Jak podaje Adrian Wojnarowski z ESPN, Stephen Curry doznał kontuzji nogi i wypada z gry na przynajmniej kilka tygodni. Dopiero kolejne dni i dokładniejsze badania mają przynieść bardziej szczegółowe prognozy dotyczące tego, kiedy możemy się spodziewać powrotu lidera Warriors. To, co wiemy, to że doszło do częściowego zerwania więzadła piszczelowo-strzałkowego i błony międzykostnej.
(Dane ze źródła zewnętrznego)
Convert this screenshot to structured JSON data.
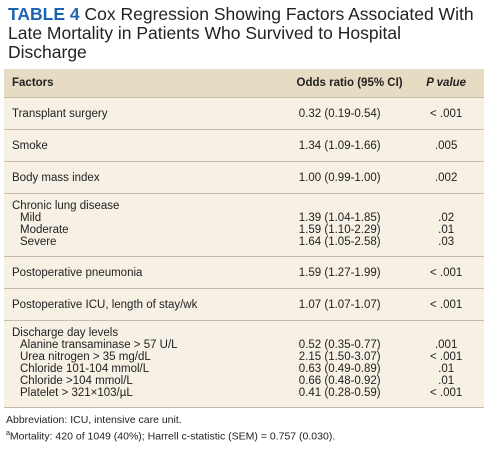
{
  "table_label": "TABLE 4",
  "title": "Cox Regression Showing Factors Associated With Late Mortality in Patients Who Survived to Hospital Discharge",
  "header": [
    "Factors",
    "Odds ratio (95% CI)",
    "P value"
  ],
  "rows": [
    {
      "factor": "Transplant surgery",
      "or": "0.32 (0.19-0.54)",
      "p": "< .001"
    },
    {
      "factor": "Smoke",
      "or": "1.34 (1.09-1.66)",
      "p": ".005"
    },
    {
      "factor": "Body mass index",
      "or": "1.00 (0.99-1.00)",
      "p": ".002"
    },
    {
      "factor": "Chronic lung disease",
      "items": [
        {
          "label": "Mild",
          "or": "1.39 (1.04-1.85)",
          "p": ".02"
        },
        {
          "label": "Moderate",
          "or": "1.59 (1.10-2.29)",
          "p": ".01"
        },
        {
          "label": "Severe",
          "or": "1.64 (1.05-2.58)",
          "p": ".03"
        }
      ]
    },
    {
      "factor": "Postoperative pneumonia",
      "or": "1.59 (1.27-1.99)",
      "p": "< .001"
    },
    {
      "factor": "Postoperative ICU, length of stay/wk",
      "or": "1.07 (1.07-1.07)",
      "p": "< .001"
    },
    {
      "factor": "Discharge day levels",
      "items": [
        {
          "label": "Alanine transaminase > 57 U/L",
          "or": "0.52 (0.35-0.77)",
          "p": ".001"
        },
        {
          "label": "Urea nitrogen > 35 mg/dL",
          "or": "2.15 (1.50-3.07)",
          "p": "< .001"
        },
        {
          "label": "Chloride 101-104 mmol/L",
          "or": "0.63 (0.49-0.89)",
          "p": ".01"
        },
        {
          "label": "Chloride >104 mmol/L",
          "or": "0.66 (0.48-0.92)",
          "p": ".01"
        },
        {
          "label": "Platelet > 321×103/µL",
          "or": "0.41 (0.28-0.59)",
          "p": "< .001"
        }
      ]
    }
  ],
  "footnotes": {
    "abbreviation": "Abbreviation: ICU, intensive care unit.",
    "marker": "a",
    "note": "Mortality: 420 of 1049 (40%); Harrell c-statistic (SEM) = 0.757 (0.030)."
  }
}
Do urazu doszło w czasie sobotniego, wygranego meczu z Mavericks, kiedy to na 2 minuty przed końcem trzeciej kwarty doszło do nieszczęśliwego kontaktu z McKinley’em Wrightem IV:
Dla Stephena Curry’ego oznaczać będzie to opuszczenie Meczu Gwiazd, który odbędzie się 19 lutego, a do którego został powołany już 9. raz w karierze. W jego miejsce zostanie dowołany gracz na zastępstwo. To jednak najmniejszy problem. Większy jest taki, że kontuzja lidera zwiastuje duże kłopoty obrońców tytułu.
Golden Stae Warriors – biorąc pod uwagę, że są zespołem, który okazał się najlepszy rok temu – rozgrywają mocno rozczarowujący sezon. Obecnie z bilansem 27-26 zajmują dopiero 7. miejsce na zachodzie i liczyli dopiero na okres lepszej gry, który wywindowałby ich wyżej. Bez Curry’ego będzie o to jednak ciężko. W tym sezonie opuścił on już 15 meczów i bez niego Warriors wygrali aż 7 znich. Nieźle, jak na mecze bez lidera, ale wizja tego, że przez kolejne kilka tygodni będą wygrywali tylko około połowę swoich meczów, nie jest optymistyczną wizją pod względem miejsca w tabeli pod koniec sezonu. Nieobecność przez kilka tygodni może w końcu oznaczać brak Curry’ego w nawet około 20 meczach. Brzmi to jak katastroficzny niemal scenariusz, w którym mistrzowie nie wchodzą nawet do Playoffów… Ale poczekajmy na rozwój wydarzeń.